There are four possibilities for the children:
(1) They can inherit Ann’s “A “and Luke’s “A” (“AA”).
(2) They can inherit Ann’s “A” and Luke’s “a” (“Aa”).
(3) They can Inherit Ann’s “a” and Luke’s “A” (“aA”).
(4) They can inherit Ann’s “a” and Luke’s “a” (“aa”).
Options (2) and (3) result in the same combination of alleles — “Aa” — even though the source of the alleles are from different parents. That is, it doesn’t matter whether the “A” comes from the father or the mother. It will always be dominant over the “a.”
In the three generations of this family, the recessive trait is only expressed in one individual in generation 1 (Jess), and in one person in generation 3 (Tim). Nobody in generation 2 expressed the recessive trait, even though people in generation 2 carried the recessive allele.
As I said before, these types of traits only sometimes skip generations, but do not always skip generations. By changing the genetics of the example above only slightly, the scenario will play out very differently. If Sam is “Aa” instead of “AA,” half of his children with Jess will be “aa” and the other half will be “Aa.” The recessive trait will be expressed in the second generation and there will be no skipping of generations.

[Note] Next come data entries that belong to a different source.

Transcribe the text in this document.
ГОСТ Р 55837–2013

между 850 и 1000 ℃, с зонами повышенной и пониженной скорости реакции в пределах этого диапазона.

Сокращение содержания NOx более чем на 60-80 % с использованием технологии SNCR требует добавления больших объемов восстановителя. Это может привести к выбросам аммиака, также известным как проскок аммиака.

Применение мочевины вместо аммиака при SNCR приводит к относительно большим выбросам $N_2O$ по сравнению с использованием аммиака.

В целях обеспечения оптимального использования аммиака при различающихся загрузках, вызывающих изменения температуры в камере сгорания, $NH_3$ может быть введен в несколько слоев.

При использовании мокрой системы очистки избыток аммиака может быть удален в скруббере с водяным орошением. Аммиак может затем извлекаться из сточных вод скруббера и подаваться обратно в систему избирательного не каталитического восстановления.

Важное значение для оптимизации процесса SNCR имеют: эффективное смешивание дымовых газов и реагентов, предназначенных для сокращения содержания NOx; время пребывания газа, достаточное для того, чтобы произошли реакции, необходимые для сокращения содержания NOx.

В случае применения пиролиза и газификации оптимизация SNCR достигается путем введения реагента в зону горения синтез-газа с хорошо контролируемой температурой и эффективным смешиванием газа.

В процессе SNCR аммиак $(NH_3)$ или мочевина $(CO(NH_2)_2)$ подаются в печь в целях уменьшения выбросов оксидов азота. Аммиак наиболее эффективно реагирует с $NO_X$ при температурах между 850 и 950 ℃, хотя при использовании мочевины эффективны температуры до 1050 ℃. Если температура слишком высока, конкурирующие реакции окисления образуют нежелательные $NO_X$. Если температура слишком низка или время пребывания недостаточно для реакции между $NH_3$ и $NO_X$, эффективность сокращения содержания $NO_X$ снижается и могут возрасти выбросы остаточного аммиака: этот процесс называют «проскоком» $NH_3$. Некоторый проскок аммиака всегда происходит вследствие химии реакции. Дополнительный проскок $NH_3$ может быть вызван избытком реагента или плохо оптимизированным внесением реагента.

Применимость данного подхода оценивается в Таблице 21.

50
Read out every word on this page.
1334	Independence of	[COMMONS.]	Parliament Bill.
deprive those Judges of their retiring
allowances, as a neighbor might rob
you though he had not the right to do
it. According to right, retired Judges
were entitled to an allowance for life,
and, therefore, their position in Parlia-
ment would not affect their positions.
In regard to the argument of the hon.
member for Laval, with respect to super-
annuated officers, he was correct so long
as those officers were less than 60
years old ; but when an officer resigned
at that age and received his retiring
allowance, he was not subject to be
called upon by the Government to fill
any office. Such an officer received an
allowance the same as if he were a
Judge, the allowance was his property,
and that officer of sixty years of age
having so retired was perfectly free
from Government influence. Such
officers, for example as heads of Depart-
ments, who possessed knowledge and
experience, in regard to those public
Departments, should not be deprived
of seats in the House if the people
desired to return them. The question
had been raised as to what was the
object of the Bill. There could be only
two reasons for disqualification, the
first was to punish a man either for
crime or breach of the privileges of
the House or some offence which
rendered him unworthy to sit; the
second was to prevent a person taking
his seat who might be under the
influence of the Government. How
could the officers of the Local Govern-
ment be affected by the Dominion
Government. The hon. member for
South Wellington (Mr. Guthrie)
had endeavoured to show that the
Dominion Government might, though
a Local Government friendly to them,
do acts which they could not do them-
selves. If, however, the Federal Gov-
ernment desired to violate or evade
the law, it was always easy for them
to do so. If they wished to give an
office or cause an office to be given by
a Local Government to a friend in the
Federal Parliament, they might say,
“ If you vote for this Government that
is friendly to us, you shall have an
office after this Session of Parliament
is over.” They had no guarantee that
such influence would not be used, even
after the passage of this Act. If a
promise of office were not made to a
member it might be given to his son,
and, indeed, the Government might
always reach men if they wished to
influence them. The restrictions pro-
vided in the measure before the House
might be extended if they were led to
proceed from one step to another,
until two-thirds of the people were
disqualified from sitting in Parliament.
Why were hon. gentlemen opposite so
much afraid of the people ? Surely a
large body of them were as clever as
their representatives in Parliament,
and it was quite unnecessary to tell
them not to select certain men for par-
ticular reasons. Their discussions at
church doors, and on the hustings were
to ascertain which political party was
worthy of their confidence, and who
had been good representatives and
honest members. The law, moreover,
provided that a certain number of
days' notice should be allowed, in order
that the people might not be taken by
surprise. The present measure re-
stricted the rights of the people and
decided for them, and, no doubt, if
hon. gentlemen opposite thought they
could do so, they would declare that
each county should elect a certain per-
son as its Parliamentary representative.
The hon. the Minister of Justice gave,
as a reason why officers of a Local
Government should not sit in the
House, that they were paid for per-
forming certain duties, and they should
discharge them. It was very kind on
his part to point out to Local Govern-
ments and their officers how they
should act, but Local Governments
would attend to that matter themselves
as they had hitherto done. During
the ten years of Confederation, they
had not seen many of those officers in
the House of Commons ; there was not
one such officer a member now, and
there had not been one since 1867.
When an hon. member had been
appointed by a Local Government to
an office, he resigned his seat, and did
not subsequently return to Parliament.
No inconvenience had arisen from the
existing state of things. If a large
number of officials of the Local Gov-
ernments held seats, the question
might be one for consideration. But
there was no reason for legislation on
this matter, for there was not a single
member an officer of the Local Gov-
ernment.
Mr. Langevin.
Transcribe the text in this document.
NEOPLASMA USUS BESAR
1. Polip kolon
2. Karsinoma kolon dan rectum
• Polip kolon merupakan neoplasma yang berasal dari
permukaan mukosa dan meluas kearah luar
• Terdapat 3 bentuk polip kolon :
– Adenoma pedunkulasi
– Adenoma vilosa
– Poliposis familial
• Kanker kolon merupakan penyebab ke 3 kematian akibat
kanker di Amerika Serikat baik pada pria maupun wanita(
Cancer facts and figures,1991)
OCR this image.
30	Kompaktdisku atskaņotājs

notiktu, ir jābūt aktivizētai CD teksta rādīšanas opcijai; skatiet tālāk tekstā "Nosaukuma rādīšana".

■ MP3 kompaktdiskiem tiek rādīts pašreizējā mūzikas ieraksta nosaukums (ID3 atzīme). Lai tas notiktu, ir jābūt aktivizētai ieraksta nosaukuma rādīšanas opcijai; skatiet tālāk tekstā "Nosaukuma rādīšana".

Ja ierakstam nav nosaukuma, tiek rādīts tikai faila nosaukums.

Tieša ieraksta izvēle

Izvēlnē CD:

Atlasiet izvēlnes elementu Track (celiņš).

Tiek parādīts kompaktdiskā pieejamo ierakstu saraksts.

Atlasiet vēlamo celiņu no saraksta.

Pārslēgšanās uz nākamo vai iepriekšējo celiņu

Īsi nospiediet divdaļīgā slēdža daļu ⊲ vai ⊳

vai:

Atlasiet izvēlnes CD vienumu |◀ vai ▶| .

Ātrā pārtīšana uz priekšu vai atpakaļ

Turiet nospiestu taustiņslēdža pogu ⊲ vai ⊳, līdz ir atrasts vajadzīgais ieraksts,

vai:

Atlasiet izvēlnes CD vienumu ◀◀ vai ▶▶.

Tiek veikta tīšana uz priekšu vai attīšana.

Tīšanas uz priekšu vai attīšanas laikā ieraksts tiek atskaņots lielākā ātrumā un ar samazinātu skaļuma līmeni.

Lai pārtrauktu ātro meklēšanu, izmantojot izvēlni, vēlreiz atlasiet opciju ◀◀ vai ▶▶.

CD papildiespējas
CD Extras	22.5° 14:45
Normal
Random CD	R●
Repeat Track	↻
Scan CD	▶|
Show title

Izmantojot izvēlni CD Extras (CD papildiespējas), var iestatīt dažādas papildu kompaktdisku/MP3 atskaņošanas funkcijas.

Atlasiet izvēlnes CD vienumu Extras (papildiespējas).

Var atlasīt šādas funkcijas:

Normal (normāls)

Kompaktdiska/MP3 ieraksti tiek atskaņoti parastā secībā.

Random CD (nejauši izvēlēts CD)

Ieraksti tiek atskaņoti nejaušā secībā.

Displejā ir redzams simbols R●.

Sometimes generation skipping can happen with dominant traits, too, although by a slightly different mechanism. Recessive alleles can be carried by individuals who do not express the trait, making it easy for the recessive traits to be silent. The only way for a dominant trait to skip generations is if the dominant allele is not passed on in a family, and it is then added in a subsequent generation.
For example, Jim (Aa) and Jill (aa) have children. There is a 50% chance that any child they have will inherit an “a” from both parents. If they have two children, there is a 25% chance that both of them will be “aa.”
Their daughter, Liz, grows up and marries Bill, who is also “aa.” Since neither of them has any “A” alleles, all of their children will be “aa.”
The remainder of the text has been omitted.